UVALDE: Des dizaines de personnes ont afflué mercredi dans une petite église à Uvalde au Texas pour rendre hommage aux 19 enfants et deux enseignants abattus la veille par un adolescent déséquilibré dans une école primaire.
Aida Hernandez pleure à la sortie du lieu de culte, baptisé Sacred Heart Church, un simple bâtiment de briques grises, près de l'artère principale d'Uvalde.
"J'ai ressenti de l'horreur et de la douleur. Je connaissais les victimes. Je suis encore sous le choc", dit cette professeure âgée d'une soixantaine d'années, qui a enseigné dans l'établissement visé jusqu'à son départ à la retraite, il y a deux ans.
La ville de 15 000 habitants, située à 80km de la frontière mexicaine, était il y a encore vingt-quatre heures une petite localité sans histoire, comme il en existe tant aux Etats-Unis, avec ses rues perpendiculaires et parallèles parsemées de centres commerciaux, stations-services et chaîne de restauration rapide.
Mais mardi, à la mi-journée cette tranquillité a volé en éclats lorsque Salvador Ramos, 18 ans, a fait irruption dans l'école primaire Robb avec un fusil d'assaut, s'est barricadé dans une salle de classe et a commencé à tirer sur des élèves, âgés de 9 à 10 ans, et deux enseignants présents, avant d'être abattu par la police.

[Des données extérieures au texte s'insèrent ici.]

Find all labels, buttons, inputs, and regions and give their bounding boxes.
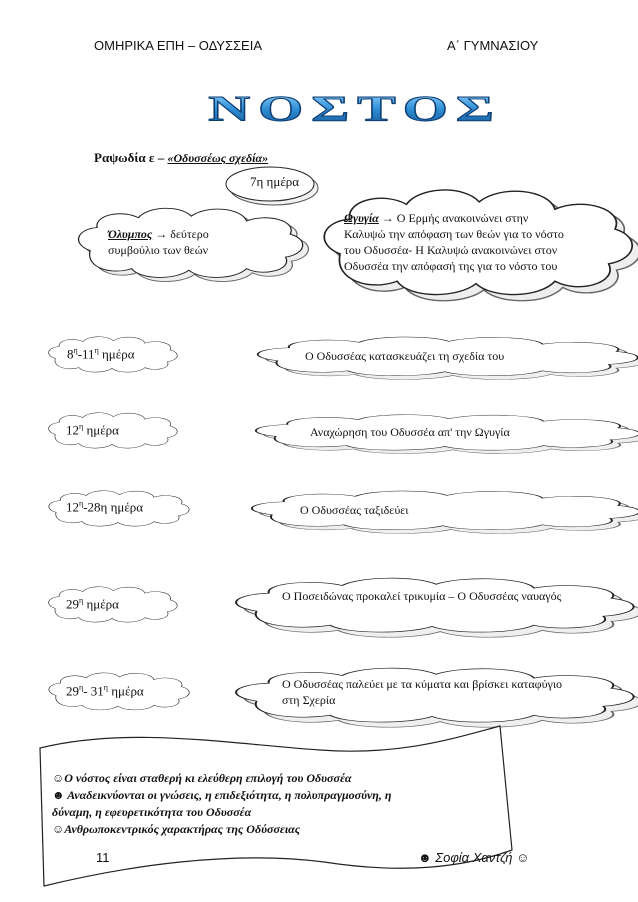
ogygia-arrow: → — [381, 211, 394, 225]
summary-line-3: ☺Ανθρωποκεντρικός χαρακτήρας της Οδύσσειας — [52, 822, 301, 836]
author: ☻ Σοφία Χαντζή ☺ — [418, 850, 530, 865]
nostos-logo: ΝΟΣΤΟΣ — [208, 89, 502, 129]
day-label-row-3: $12^\eta-28\eta$ ημέρα — [66, 499, 144, 515]
ogygia-place: Ωγυγία — [344, 211, 379, 225]
summary-line-1: ☺Ο νόστος είναι σταθερή κι ελεύθερη επιλογή του Οδυσσέα — [52, 771, 352, 785]
day-label-row-1: $8^\eta-11^\eta$ ημέρα — [67, 346, 135, 362]
event-row-5: Ο Οδυσσέας παλεύει με τα κύματα και βρίσκει καταφύγιο στη Σχερία — [282, 677, 563, 707]
summary-text — [52, 770, 402, 838]
day-label-row-2: $12^\eta$ ημέρα — [66, 422, 119, 438]
day-label-row-5: $29^\eta-$ $31^\eta$ ημέρα — [66, 683, 144, 699]
header-right: Α΄ ΓΥΜΝΑΣΙΟΥ — [447, 38, 539, 53]
ogygia-text — [344, 210, 566, 274]
rhapsody-label: Ραψωδία ε – — [94, 150, 165, 165]
olympus-place: Όλυμπος — [108, 227, 153, 241]
event-row-3: Ο Οδυσσέας ταξιδεύει — [300, 503, 409, 517]
olympus-description: δεύτερο συμβούλιο των θεών — [108, 227, 209, 257]
rhapsody-line — [94, 150, 268, 166]
olympus-arrow: → — [155, 227, 168, 241]
event-row-1: Ο Οδυσσέας κατασκευάζει τη σχεδία του — [305, 349, 505, 363]
summary-line-2: ☻ Αναδεικνύονται οι γνώσεις, η επιδεξιότητα, η πολυπραγμοσύνη, η δύναμη, η εφευρετικότητα του Οδυσσέα — [52, 788, 392, 819]
header-left: ΟΜΗΡΙΚΑ ΕΠΗ – ΟΔΥΣΣΕΙΑ — [94, 38, 263, 53]
page-number: 11 — [96, 850, 110, 865]
cloud-event-row-4 — [236, 578, 638, 637]
day-label-row-4: $29^\eta$ ημέρα — [66, 596, 119, 612]
event-row-2: Αναχώρηση του Οδυσσέα απ' την Ωγυγία — [310, 425, 510, 439]
olympus-text — [108, 226, 238, 258]
ogygia-description: Ο Ερμής ανακοινώνει στην Καλυψώ την απόφαση των θεών για το νόστο του Οδυσσέα- Η Καλυψώ ανακοινώνει στον Οδυσσέα την απόφασή της για το νόστο του — [344, 211, 564, 273]
rhapsody-title: «Οδυσσέως σχεδία» — [167, 151, 269, 165]
event-row-4: Ο Ποσειδώνας προκαλεί τρικυμία – Ο Οδυσσέας ναυαγός — [282, 589, 562, 603]
day7-label: 7η ημέρα — [250, 174, 300, 189]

Ce massacre, l'un des pires de ces dernières années dans le pays, a provoqué l'incompréhension et la colère des habitants.
"Quand vous enseignez dans une classe, c'est votre travail de protéger les élèves, et ils ont fait bien plus que ce qu'on attendait d'eux", lance Mme Hernandez au sujet des deux professeurs décédés.
Une arme extrêmement létale utilisée
Salvador Ramos, était équipé d'une variante civile d'un fusil d'assaut militaire conçu pour faire le plus de victimes possible en un temps record.
Connu aux Etats-Unis sous le nom d'"AR-15", il s'agit d'un fusil semi-automatique décliné dans de multiples versions. Sa désignation militaire est "M16", qui peut lui être déchargé en mode automatique.
Mardi à Uvalde, Salvador Ramos est parvenu à tuer 19 écoliers et deux enseignants, alors même que la police était sur place.
Mais, avant lui, les AR-15, en vente libre, avaient déjà tristement prouvé leur efficacité dans la litanie des fusillades qui endeuillent l'Amérique.
"Il n'existe pas de différence importante entre (ces fusils) et des armes militaires", souligne le Violence Policy Center, un centre d'études spécialisé.
Que ce soit à l'occasion de la tuerie perpétrée en juillet 2012 dans un cinéma du Colorado (82 victimes, dont 12 morts), le carnage cinq mois plus tard dans une école primaire du Connecticut (26 morts, dont 20 enfants) ou l'attentat jihadiste en décembre 2015 à San Bernardino en Californie (36 personnes fauchées dont 14 décédées), on retrouve ces fusils légers, dotés de chargeurs à grande capacité (jusqu'à 30 balles, voire davantage).
«Trop de fois»
A quelques mètres de là, Rosie Buantel, en a assez des fusillades à répétition aux Etats-Unis. "Je suis triste et en colère contre notre gouvernement qui n'en fait pas assez pour limiter l'accès aux armes", explique cette cinquantenaire à la sortie de la messe.
"Nous avons vécu cela trop de fois, et rien n'est fait. Ils sont toujours en train de débattre", assène-t-elle.
Eddie, un résident d'Uvalde qui refuse de donner son nom de famille, est aussi indigné.
"Je suis venu rendre hommage (aux victimes) et aussi mettre la pression pour un changement de législation, afin que les armes ne tombent pas dans les mains d'enfants", dit-il tout en déposant une gerbe de fleurs près de l'école Robb, encore cernée par la police.
Les habitants traumatisés se sont aussi réunis dans un centre municipal où ils peuvent recevoir une aide psychologique.
Mardi, les familles et amis des victimes de l'attaque avaient dû attendre des heures pour avoir des nouvelles de leurs proches.
Iveth Pacheco, psychologue bénévole, a fait 120 km depuis San Antonio pour apporter son soutien aux résidents d'Uvalde.
"C'est l'une de ces situations où vous devez simplement être présent", explique-t-elle. "Vous devez être préparé pour n'importe quelle question que peut avoir un enfant et c'est la même chose pour les adultes."